The Safe Routes to School Program (SRTS) was created by the U.S. Congress as part of a federal transportation bill called SAFETEA-LU: SAFETEA-LU and SRTS expired in 2012.
The primary reason for developing this nationwide program was this country's growing epidemic of childhood obesity and diabetes.
One of the causes of the epidemic was children's inability to get physical activity, such as biking and walking to school, due to the lack of safe and convenient ways to do so. The program accomplished this safety and convenience by providing funds for schools and communities to implement infrastructure projects (such as sidewalk improvements, trails and traffic calming) and noninfrastructure programs (such as education campaigns, law-enforcement efforts and prize giveaways).

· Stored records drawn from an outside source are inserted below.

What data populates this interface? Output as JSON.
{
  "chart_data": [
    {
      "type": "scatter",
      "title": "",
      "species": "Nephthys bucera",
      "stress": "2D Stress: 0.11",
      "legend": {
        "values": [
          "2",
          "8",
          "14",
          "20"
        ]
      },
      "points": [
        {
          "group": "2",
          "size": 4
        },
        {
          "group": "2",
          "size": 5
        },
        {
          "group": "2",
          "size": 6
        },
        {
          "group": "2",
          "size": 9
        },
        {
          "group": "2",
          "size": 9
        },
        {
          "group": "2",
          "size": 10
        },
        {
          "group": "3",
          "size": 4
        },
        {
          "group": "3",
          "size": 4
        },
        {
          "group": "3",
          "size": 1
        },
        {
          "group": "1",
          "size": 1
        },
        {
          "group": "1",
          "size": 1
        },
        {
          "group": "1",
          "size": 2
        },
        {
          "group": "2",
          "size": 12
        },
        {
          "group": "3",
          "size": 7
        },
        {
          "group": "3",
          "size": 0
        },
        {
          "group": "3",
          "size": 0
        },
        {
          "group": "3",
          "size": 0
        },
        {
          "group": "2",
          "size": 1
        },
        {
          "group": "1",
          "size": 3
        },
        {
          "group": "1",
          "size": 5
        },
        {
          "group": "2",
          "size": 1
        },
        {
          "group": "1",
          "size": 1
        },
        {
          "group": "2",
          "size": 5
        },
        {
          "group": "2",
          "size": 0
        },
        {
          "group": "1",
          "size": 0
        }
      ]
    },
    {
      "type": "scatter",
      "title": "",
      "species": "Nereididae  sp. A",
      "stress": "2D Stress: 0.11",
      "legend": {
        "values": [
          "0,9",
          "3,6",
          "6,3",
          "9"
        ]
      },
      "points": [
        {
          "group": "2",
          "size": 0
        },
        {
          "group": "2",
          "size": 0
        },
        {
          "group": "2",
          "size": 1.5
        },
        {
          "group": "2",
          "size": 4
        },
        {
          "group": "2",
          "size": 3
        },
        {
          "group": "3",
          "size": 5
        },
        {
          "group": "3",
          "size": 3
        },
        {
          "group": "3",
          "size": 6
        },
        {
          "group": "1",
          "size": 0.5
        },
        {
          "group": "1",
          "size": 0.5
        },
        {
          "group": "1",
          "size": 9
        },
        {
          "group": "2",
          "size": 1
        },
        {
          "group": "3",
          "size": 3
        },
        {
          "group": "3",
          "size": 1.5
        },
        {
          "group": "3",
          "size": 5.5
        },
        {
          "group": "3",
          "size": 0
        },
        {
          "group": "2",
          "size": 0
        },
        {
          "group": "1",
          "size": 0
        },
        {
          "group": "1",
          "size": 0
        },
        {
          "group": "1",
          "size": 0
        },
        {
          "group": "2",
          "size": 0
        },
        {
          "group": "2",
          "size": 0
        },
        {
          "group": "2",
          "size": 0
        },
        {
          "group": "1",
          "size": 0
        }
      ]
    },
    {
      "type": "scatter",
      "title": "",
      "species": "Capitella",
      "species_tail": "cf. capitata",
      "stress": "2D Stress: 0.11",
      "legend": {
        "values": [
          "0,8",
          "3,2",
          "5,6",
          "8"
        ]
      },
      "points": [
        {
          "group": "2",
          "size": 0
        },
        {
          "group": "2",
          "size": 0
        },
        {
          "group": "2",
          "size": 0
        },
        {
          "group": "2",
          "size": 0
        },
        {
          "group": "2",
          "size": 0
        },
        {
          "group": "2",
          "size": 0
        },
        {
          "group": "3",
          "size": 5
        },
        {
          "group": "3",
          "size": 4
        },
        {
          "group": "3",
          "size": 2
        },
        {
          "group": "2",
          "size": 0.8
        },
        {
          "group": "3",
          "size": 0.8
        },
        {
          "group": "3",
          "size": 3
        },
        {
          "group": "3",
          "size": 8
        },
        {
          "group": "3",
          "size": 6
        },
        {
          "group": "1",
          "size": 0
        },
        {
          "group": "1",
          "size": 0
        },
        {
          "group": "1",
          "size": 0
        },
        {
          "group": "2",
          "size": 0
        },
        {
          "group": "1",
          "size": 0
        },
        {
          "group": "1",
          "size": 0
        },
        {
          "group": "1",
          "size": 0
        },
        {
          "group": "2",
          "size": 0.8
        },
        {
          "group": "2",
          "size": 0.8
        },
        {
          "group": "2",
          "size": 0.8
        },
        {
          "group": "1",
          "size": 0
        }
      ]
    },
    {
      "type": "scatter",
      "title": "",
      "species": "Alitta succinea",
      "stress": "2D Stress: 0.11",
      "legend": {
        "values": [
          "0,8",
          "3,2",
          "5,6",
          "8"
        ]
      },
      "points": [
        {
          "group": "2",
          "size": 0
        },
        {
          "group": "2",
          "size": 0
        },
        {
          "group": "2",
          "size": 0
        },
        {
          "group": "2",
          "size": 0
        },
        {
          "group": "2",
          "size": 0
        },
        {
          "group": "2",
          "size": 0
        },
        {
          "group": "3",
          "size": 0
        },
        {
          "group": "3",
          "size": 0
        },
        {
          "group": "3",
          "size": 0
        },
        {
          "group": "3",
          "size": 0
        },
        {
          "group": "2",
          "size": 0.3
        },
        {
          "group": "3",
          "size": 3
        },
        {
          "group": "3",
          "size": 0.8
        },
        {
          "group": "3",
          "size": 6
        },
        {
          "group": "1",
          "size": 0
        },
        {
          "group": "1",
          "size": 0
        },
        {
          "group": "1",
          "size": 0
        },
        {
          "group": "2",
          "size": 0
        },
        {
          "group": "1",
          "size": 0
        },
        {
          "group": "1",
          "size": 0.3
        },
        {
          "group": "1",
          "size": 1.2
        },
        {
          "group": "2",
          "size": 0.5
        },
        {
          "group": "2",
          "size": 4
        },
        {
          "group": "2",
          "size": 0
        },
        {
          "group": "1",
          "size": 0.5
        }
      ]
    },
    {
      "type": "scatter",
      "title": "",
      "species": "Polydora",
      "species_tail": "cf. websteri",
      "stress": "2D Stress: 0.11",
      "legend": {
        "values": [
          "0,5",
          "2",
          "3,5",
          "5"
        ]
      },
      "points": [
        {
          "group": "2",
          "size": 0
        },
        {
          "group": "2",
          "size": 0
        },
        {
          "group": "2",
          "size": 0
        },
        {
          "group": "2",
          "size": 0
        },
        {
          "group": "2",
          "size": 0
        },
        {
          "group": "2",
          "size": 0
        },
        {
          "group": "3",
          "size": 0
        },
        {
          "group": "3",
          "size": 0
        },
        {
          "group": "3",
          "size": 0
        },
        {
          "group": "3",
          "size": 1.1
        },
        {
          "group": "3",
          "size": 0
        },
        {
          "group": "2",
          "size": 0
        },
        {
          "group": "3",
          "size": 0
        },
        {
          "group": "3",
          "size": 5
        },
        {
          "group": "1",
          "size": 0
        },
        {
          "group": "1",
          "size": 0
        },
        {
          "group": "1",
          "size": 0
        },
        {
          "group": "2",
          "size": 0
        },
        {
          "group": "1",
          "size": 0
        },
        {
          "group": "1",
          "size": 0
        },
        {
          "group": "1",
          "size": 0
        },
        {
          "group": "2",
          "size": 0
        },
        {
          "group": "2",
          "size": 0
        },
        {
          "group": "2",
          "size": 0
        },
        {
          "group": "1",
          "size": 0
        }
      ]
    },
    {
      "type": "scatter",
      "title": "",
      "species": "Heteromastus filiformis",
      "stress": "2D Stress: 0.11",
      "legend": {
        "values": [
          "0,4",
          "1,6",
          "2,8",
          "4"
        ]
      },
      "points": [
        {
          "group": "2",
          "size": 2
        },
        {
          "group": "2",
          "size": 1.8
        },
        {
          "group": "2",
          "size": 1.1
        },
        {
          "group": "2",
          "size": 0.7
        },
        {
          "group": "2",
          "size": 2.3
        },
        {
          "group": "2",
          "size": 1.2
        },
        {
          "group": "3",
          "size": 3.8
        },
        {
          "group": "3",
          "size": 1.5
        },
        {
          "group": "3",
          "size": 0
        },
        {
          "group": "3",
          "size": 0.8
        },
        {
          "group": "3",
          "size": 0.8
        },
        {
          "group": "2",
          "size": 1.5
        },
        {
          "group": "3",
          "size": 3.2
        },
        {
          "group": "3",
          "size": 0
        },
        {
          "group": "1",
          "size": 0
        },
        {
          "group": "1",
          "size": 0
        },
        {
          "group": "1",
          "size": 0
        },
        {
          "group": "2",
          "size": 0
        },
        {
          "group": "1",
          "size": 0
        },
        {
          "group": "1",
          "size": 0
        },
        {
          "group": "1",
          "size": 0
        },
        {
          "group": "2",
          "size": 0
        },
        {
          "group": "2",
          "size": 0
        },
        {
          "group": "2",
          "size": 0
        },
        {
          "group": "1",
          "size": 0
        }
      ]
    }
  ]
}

The SRTS program had three main goals:
- To enable and encourage children, including those with disabilities, to walk and bicycle to school
- To make bicycling and walking to school a safer and more appealing transportation alternative, thereby encouraging a healthy and active lifestyle from an early age
- To facilitate the planning, development and implementation of projects and activities that will improve safety and reduce traffic, fuel consumption and air pollution near schools
MAP-21 is a federal Transportation bill passed by Congress in the summer of 2012. SRTS, as a stand-alone federal program, expired upon passage of the bill. Instead, the SRTS program was integrated in the new Transportation Alternatives (TA) program. The TA program is currently being implemented by the Maricopa Association of Governments and the Pima Association of Governments, covering the Phoenix and Tucson urban areas.